I can’t say if her eyes went wide at my description, for my own gaze drifted off of her and became unfocused as I began to go into details, but her voice had a tremor to it - awe or fear I can’t say - as she asked how I knew.  The sound of her question snapped me back to the here and now.  I blinked, returned to an attempt at friendly eye contact and gave a smile that I hoped was reassuring rather than unnerving.  I told her that I had the same dream last night, and every mist night.  That it’s something that happens to everyone at some point or another in their lives, unless you’re an outsider and then you have to deal with it all the time.  That it’s okay and normal to be scared of it and be upset afterward, and it’s nothing to be embarrassed about.  That it’s really easy to get fooled into thinking it’s real while it’s happening - I still do sometimes - and spend the next day or two remembering what the fear felt like and worrying that the next time you blink you might end up back there.  That despite all that, it’s not real and there’s no danger of getting stuck there.

She asked how I deal with it.

I said that talking to someone about it or writing it down helps.  Takes the bad feelings and blows them away out into the air or locks them up in the paper.  Also, finding something you like to do and focusing on it so the fears don’t have any room to stay in your head.  And if nothing else, the knowledge that it will get better after a few days makes it easier to bear.

Just above a whisper, she said she’s not supposed to talk about the Catacombs.  No one is.
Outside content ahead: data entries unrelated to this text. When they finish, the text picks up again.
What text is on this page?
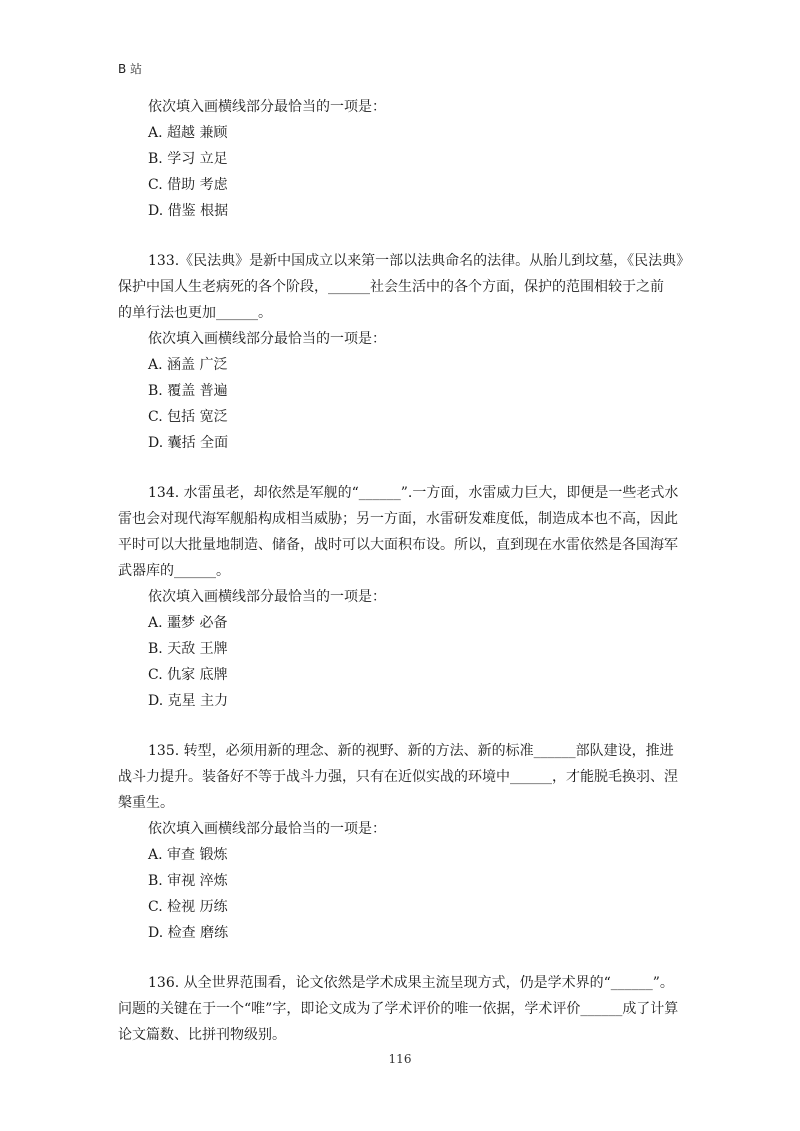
B 站
依次填入画横线部分最恰当的一项是：
A. 超越 兼顾
B. 学习 立足
C. 借助 考虑
D. 借鉴 根据
133.《民法典》是新中国成立以来第一部以法典命名的法律。从胎儿到坟墓，《民法典》
保护中国人生老病死的各个阶段，______社会生活中的各个方面，保护的范围相较于之前
的单行法也更加______。
依次填入画横线部分最恰当的一项是：
A. 涵盖 广泛
B. 覆盖 普遍
C. 包括 宽泛
D. 囊括 全面
134. 水雷虽老，却依然是军舰的“______”.一方面，水雷威力巨大，即便是一些老式水
雷也会对现代海军舰船构成相当威胁；另一方面，水雷研发难度低，制造成本也不高，因此
平时可以大批量地制造、储备，战时可以大面积布设。所以，直到现在水雷依然是各国海军
武器库的______。
依次填入画横线部分最恰当的一项是：
A. 噩梦 必备
B. 天敌 王牌
C. 仇家 底牌
D. 克星 主力
135. 转型，必须用新的理念、新的视野、新的方法、新的标准______部队建设，推进
战斗力提升。装备好不等于战斗力强，只有在近似实战的环境中______，才能脱毛换羽、涅
槃重生。
依次填入画横线部分最恰当的一项是：
A. 审查 锻炼
B. 审视 淬炼
C. 检视 历练
D. 检查 磨练
136. 从全世界范围看，论文依然是学术成果主流呈现方式，仍是学术界的“______”。
问题的关键在于一个“唯”字，即论文成为了学术评价的唯一依据，学术评价______成了计算
论文篇数、比拼刊物级别。
116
I forced a laugh and said I’m an outsider; things I’m not supposed to are what I do best.  Like I said, she won’t get in trouble for anything she tells me and I always have time for my students’ worries.  Seeing that she still looked unsure, I declared that paper over air for now it is and led her down to the archive’s storage room to give her a few sheets of paper and a pen.  Let her know that the paper was hers to write or draw whatever she wanted on it, whether it be about her dreams or something more fun.  Or boring like a list of chores if she reeeaaally wants to.  The attempted humor of that last bit at least got a positive reaction from her.  At least, I’m counting objecting to that suggestion in a brighter tone than before and calling me silly as a positive reaction.

The rest of the kids returned, only slightly damp this time, not too long after we returned to the entry hall/classroom.  At least Saffron got a chance to eat her lunch.

 

Is saffron even a plant or spice they have here?  Or is this a weird outsider translation thing happening again, converting a word for the color?